Hacker News new | ask | show | jobs
by mathias_10gen 5472 days ago
FYI - Your _id trick is similar to the ObjectID type mongodb uses by default.

"A BSON ObjectID is a 12-byte value consisting of a 4-byte timestamp (seconds since epoch), a 3-byte machine id, a 2-byte process id, and a 3-byte counter. Note that the timestamp and counter fields must be stored big endian unlike the rest of BSON. This is because they are compared byte-by-byte and we want to ensure a mostly increasing order."

http://www.mongodb.org/display/DOCS/Object+IDs#ObjectIDs-BSO...

2 comments

My _id is different from ObjectID. It does begin with a timestamp but one that has 2010 as epoch.
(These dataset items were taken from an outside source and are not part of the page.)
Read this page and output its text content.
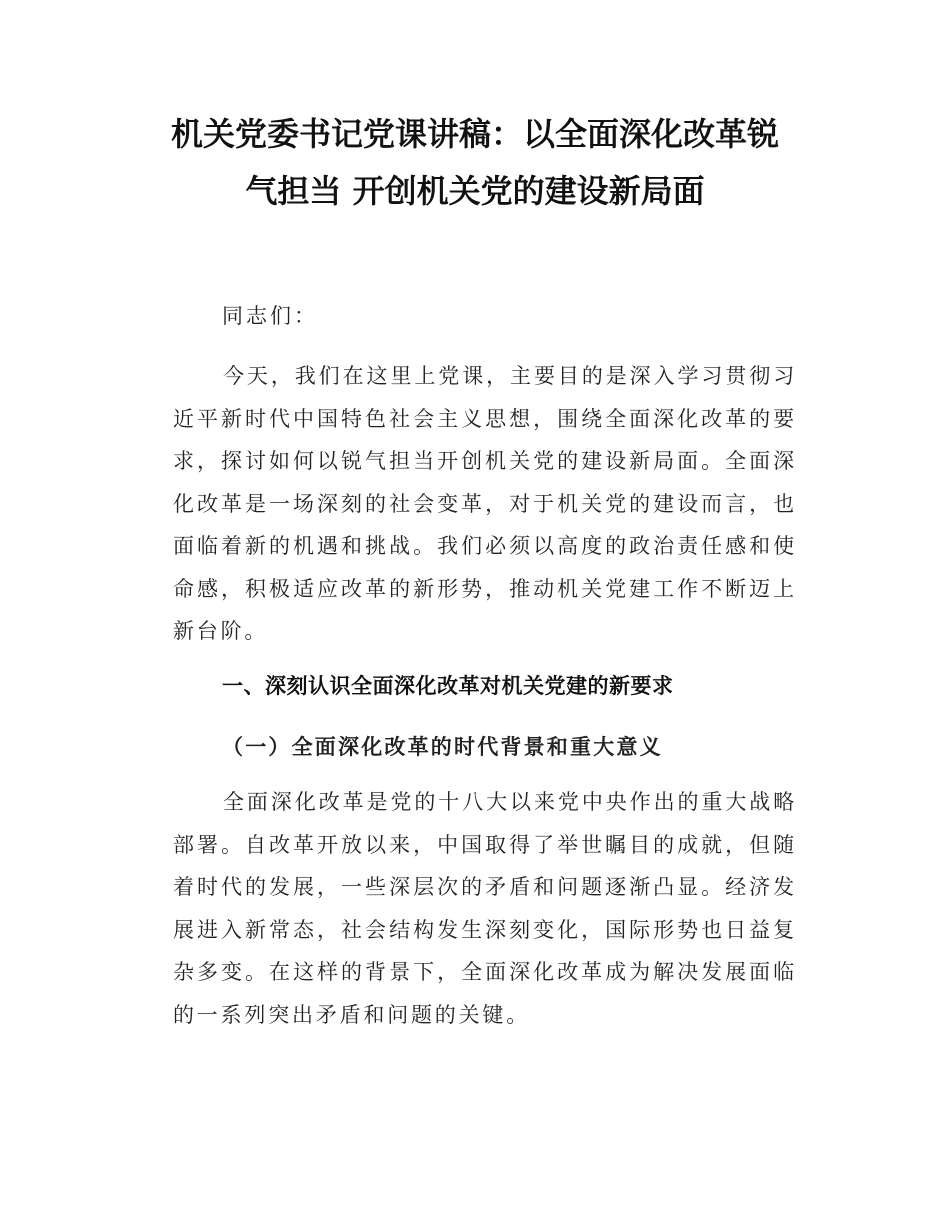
机关党委书记党课讲稿：以全面深化改革锐
气担当 开创机关党的建设新局面

同志们：

今天，我们在这里上党课，主要目的是深入学习贯彻习近平新时代中国特色社会主义思想，围绕全面深化改革的要求，探讨如何以锐气担当开创机关党的建设新局面。全面深化改革是一场深刻的社会变革，对于机关党的建设而言，也面临着新的机遇和挑战。我们必须以高度的政治责任感和使命感，积极适应改革的新形势，推动机关党建工作不断迈上新台阶。

一、深刻认识全面深化改革对机关党建的新要求
（一）全面深化改革的时代背景和重大意义

全面深化改革是党的十八大以来党中央作出的重大战略部署。自改革开放以来，中国取得了举世瞩目的成就，但随着时代的发展，一些深层次的矛盾和问题逐渐凸显。经济发展进入新常态，社会结构发生深刻变化，国际形势也日益复杂多变。在这样的背景下，全面深化改革成为解决发展面临的一系列突出矛盾和问题的关键。
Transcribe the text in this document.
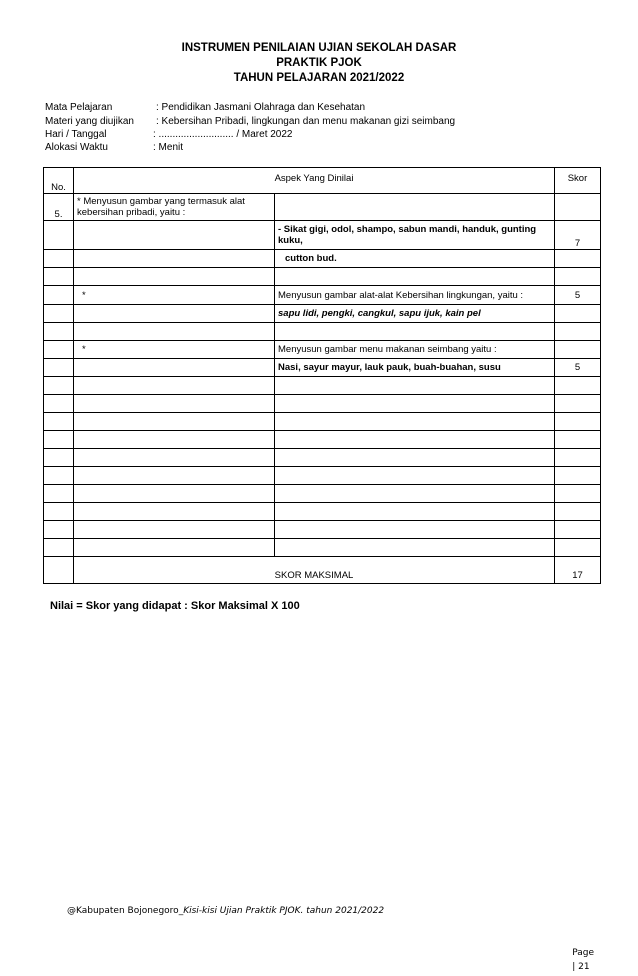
INSTRUMEN PENILAIAN UJIAN SEKOLAH DASAR
PRAKTIK PJOK
TAHUN PELAJARAN 2021/2022
Mata Pelajaran	: Pendidikan Jasmani Olahraga dan Kesehatan
Materi yang diujikan : Kebersihan Pribadi, lingkungan dan menu makanan gizi seimbang
Hari / Tanggal	: ........................... / Maret 2022
Alokasi Waktu	: Menit
No.	Aspek Yang Dinilai		Skor
5.	* Menyusun gambar yang termasuk alat kebersihan pribadi, yaitu :		
		- Sikat gigi, odol, shampo, sabun mandi, handuk, gunting kuku,	7
		cutton bud.	

	*	Menyusun gambar alat-alat Kebersihan lingkungan, yaitu :	5
		sapu lidi, pengki, cangkul, sapu ijuk, kain pel	

	*	Menyusun gambar menu makanan seimbang yaitu :	
		Nasi, sayur mayur, lauk pauk, buah-buahan, susu	5

	SKOR MAKSIMAL		17
Nilai = Skor yang didapat : Skor Maksimal X 100
@Kabupaten Bojonegoro_Kisi-kisi Ujian Praktik PJOK. tahun 2021/2022
Page
| 21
It's also followed by a kind of user ID and a piece of random identifier that appears elsewhere in the document.
Interesting, so the _id trick mentioned by FooBarWidget is not the real reason for the speedup?
It is. I was using a totally random string key, not the default ObjectID.
So if you stick with the default _id, the claim of "Your indexes must fit in memory" is no longer valid?
That totally depends on your workload. In my case my working set happens to be mostly equal to the most recently inserted data. If you have to regularly access lots of random documents with no locality whatsoever then your working set is very large and should fit in memory.

By sticking with the default _id, with my workload my _id index doesn't have to fit into memory. I can't actually use the default _id for various reasons but that's a whole different discussion.

Useful information, thanks!